Astral Project – Story by Marginal, Art by Syuji Takeya (4 volumes)
This series is about exactly what you would expect. The main character, Masahiko, suffers a loss when his sister dies of heart failure. But he suspects her death was actually a suicide, as she was under a lot of pressure from their parents. As a keepsake, he takes the CD she has in her CD player. It turns out to be a Jazz compilation by Albert Ayler, and he has an out-of-body experience while listening to it. The 4 volumes are spent with Masahiko finding the limits to his astral projection, finding out whether the CD causes the phenomenon in others (people and not-people), finding others who astral project in other ways, and finding astral entities that merely exist, and are not actually projecting. It’s heavily implied his sister’s death is tied into astral projection, but that thread never quite works itself out. Heavily existential themes pervade the series, and one of my favorite points made is that modern society is breaking because there is no longer any rite of passage, and that geeks are essentially the most socially broken and spiritually robust of Earth’s inhabitants, and became this way by following the example of the United States.
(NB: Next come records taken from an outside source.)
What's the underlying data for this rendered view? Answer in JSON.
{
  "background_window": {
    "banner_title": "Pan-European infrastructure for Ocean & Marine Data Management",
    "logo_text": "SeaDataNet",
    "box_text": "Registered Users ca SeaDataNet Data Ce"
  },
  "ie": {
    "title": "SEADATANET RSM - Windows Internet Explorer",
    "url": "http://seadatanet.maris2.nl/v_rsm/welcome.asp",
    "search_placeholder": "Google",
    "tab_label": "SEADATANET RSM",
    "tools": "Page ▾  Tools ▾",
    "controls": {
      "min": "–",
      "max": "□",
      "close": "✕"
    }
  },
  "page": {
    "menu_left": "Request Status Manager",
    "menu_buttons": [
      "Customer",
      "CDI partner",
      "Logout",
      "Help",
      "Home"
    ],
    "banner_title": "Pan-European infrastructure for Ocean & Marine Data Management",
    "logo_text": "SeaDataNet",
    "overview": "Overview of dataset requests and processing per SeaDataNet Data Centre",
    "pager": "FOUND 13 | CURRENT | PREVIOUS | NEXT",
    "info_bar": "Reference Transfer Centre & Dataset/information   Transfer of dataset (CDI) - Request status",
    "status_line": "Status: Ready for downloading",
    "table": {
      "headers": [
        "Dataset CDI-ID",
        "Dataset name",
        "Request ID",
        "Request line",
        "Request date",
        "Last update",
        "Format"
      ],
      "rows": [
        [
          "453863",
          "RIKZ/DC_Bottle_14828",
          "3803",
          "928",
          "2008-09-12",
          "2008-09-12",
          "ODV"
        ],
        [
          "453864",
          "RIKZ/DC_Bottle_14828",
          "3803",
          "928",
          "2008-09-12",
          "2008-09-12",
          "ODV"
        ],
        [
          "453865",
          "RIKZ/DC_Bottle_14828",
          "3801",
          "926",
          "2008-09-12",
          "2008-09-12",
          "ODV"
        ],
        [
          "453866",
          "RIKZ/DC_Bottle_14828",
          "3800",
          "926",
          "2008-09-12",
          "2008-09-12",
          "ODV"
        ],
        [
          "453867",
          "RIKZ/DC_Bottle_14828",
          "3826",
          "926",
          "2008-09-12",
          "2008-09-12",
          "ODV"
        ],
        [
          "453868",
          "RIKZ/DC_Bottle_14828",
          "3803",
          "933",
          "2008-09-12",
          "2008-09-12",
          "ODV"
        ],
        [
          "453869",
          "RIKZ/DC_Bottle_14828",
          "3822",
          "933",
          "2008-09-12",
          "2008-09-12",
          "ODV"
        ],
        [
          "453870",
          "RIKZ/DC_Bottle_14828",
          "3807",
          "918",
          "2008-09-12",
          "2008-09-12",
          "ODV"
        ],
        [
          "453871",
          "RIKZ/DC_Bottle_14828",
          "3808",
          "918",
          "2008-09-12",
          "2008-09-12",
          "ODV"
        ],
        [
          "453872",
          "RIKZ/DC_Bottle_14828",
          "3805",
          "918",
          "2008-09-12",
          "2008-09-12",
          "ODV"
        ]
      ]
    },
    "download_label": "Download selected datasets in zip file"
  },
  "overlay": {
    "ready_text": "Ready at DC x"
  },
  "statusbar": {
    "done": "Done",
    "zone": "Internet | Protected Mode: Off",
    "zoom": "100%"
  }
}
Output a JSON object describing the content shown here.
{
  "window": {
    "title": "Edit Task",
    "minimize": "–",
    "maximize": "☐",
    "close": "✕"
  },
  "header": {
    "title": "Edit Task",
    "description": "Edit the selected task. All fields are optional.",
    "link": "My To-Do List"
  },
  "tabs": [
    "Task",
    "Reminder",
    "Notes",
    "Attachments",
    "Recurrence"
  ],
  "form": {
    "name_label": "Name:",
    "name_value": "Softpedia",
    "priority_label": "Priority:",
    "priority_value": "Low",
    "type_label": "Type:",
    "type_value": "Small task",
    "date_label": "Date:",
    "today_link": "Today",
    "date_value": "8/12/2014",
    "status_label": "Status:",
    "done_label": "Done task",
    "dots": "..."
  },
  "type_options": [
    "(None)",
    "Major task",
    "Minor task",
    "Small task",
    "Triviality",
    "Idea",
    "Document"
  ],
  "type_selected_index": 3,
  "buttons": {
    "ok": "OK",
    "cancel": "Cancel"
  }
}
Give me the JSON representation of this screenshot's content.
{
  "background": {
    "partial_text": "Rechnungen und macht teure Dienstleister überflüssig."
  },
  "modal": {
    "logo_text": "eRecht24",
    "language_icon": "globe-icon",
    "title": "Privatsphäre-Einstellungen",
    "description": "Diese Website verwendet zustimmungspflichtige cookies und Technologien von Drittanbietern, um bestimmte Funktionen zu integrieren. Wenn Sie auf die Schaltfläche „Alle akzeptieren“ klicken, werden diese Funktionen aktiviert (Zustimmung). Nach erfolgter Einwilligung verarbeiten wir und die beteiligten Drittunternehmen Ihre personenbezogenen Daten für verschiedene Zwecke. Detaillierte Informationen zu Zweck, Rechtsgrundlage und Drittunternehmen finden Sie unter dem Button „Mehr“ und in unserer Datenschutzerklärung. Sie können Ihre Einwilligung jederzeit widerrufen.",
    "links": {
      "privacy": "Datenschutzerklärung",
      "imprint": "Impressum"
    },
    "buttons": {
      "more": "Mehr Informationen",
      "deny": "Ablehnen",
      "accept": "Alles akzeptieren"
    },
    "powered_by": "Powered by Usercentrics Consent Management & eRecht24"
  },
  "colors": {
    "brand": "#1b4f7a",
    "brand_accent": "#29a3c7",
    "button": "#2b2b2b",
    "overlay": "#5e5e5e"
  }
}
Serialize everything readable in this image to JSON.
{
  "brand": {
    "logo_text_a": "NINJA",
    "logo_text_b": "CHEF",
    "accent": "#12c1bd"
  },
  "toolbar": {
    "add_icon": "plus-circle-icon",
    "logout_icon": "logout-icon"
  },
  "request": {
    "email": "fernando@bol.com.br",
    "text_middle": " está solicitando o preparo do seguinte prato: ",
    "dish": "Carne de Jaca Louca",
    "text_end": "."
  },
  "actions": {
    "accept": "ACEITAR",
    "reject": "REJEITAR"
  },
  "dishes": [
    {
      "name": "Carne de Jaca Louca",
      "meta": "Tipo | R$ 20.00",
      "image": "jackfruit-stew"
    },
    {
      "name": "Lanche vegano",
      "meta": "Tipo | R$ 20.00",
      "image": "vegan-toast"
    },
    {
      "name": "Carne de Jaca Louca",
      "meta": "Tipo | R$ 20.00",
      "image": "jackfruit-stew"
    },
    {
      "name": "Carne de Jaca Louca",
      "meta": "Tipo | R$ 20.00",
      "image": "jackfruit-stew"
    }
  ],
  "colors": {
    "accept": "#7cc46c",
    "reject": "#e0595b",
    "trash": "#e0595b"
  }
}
The fourth volume goes heavy into modern philosophy, and discusses how materialism replaced religion in Japan after WWII, and that consumerism replaced religion in the US when all the immigrants were forced to conform. It goes into government conspiracies about astral projection as part of the plot in later volumes as well. It’s quite heavy handed and a mess in terms of straightforward story, but I never found the philosophical points to be too convoluted, and I quite enjoyed the strangeness of all four volumes. The art is detailed and quite groovy, and can switch between incredibly detailed to strangely abstract depending on what’s going on. Marginal is a pseudonym for Garon Tsuchiya, who also wrote Old Boy. Published by CMX, the imprint took Astral Project with it when it
went under, but used copies aren’t difficult to find.